In a press release dated May 31, 2006, the U.S. District Court for the District of Massachusetts granted in part and denied in part a company's motion to dismiss class action securities fraud allegations against it, ruling that the shareholders' adequately pled scienter with regard to their allegations that the company fraudulently overstated its earnings. The district court dismissed the shareholders' claims with regard to the allegations that the company overstated its prospects for booking orders for its products. Shareholders of Ibis Technology Corp. sued Ibis for securities fraud violations for overstating its prospects for booking orders for i2000 implanter machines by the end of the year 2003. The shareholders also claimed that Ibis failed to reduce the value of its small wafer production line in its books. …The district court ruled that the shareholders adequately pled scienter with regard to the $11 million overstatement in Ibis' books because the facts showed that Ibis was in a cash crunch, laid-off large numbers of its workforce and needed immediate cash to remain viable. However, as to the predictions of sales of the i2000, the district court ruled that the claim was not adequately pleaded.
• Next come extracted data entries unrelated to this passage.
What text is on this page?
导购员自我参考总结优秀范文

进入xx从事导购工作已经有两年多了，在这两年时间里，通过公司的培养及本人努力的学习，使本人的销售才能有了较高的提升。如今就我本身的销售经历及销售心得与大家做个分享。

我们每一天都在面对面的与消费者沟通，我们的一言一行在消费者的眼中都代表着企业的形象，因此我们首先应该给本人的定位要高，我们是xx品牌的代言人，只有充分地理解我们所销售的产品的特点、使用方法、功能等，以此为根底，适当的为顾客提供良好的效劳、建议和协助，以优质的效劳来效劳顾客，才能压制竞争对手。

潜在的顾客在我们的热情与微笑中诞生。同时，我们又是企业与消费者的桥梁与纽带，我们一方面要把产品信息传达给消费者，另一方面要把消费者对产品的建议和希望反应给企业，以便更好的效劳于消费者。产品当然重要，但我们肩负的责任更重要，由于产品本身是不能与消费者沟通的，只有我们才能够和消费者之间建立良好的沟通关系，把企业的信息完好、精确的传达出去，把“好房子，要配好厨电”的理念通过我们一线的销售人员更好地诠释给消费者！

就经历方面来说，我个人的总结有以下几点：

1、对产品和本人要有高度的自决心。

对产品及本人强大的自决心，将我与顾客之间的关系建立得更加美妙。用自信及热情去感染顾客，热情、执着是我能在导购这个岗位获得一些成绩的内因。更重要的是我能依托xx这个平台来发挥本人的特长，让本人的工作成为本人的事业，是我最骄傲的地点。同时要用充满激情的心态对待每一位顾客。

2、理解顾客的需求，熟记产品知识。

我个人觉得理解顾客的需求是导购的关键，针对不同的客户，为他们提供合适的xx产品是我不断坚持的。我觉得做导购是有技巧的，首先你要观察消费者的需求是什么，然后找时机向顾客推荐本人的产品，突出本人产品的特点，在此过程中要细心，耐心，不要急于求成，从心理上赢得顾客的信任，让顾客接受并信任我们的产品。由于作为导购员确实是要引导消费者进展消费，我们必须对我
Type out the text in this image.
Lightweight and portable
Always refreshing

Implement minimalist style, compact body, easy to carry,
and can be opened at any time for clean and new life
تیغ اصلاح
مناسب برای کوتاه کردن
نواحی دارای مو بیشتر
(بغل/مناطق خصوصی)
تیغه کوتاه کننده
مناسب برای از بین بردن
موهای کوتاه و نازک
On March 4, 2004, a complaint was filed against Ibis Technology Corporation and its senior executive officer and Chairman, civil action no. 04-CV-10446. On July 6, 2004, the various purported lawsuits were consolidated into this action and titled, "In Re: Ibis Technology Corporation Securities Litigation."
Several purported shareholder class action lawsuits have been filed against defendants Ibis Technology Corporation and its senior executive officer and Chairman charging defendants violated the Exchange Act by issuing material misrepresentations concerning Ibis' new generations SIMOX-SOI implanter, that Ibis had orders from Japanese wafer manufacturers and that Ibis would close prior to December 31, 2003.
Specifically, the complaint alleges that defendant misrepresented the carrying value of the smaller size wafers production line on Ibis' financial statements. On December 15, 2003, defendants filed a Form 8-K with the SEC admitting that there would be no sales of i2000 implanters in Q4 2003 from the Japanese wafer manufacturers and that they now expected to receive order(s) for one to three i2000 implanters sometime in 2004 but that the timing of the orders "is very difficult to predict because the sales require the purchaser to enter into a license agreement with a third party." Defendants further admitted that Ibis would record a "material charge" due to the impairment of its smaller size production equipment. In reaction to the announcement, the price of Ibis' common stock fell from a $51.40 per share close on December 12 to a close of $13.20 per share on December 15, 2003 and a closing price of $10.37 on December 16, 2003, on extraordinary high combined volume of 4.4 million shares, almost 50% of the outstanding shares of Ibis common stock.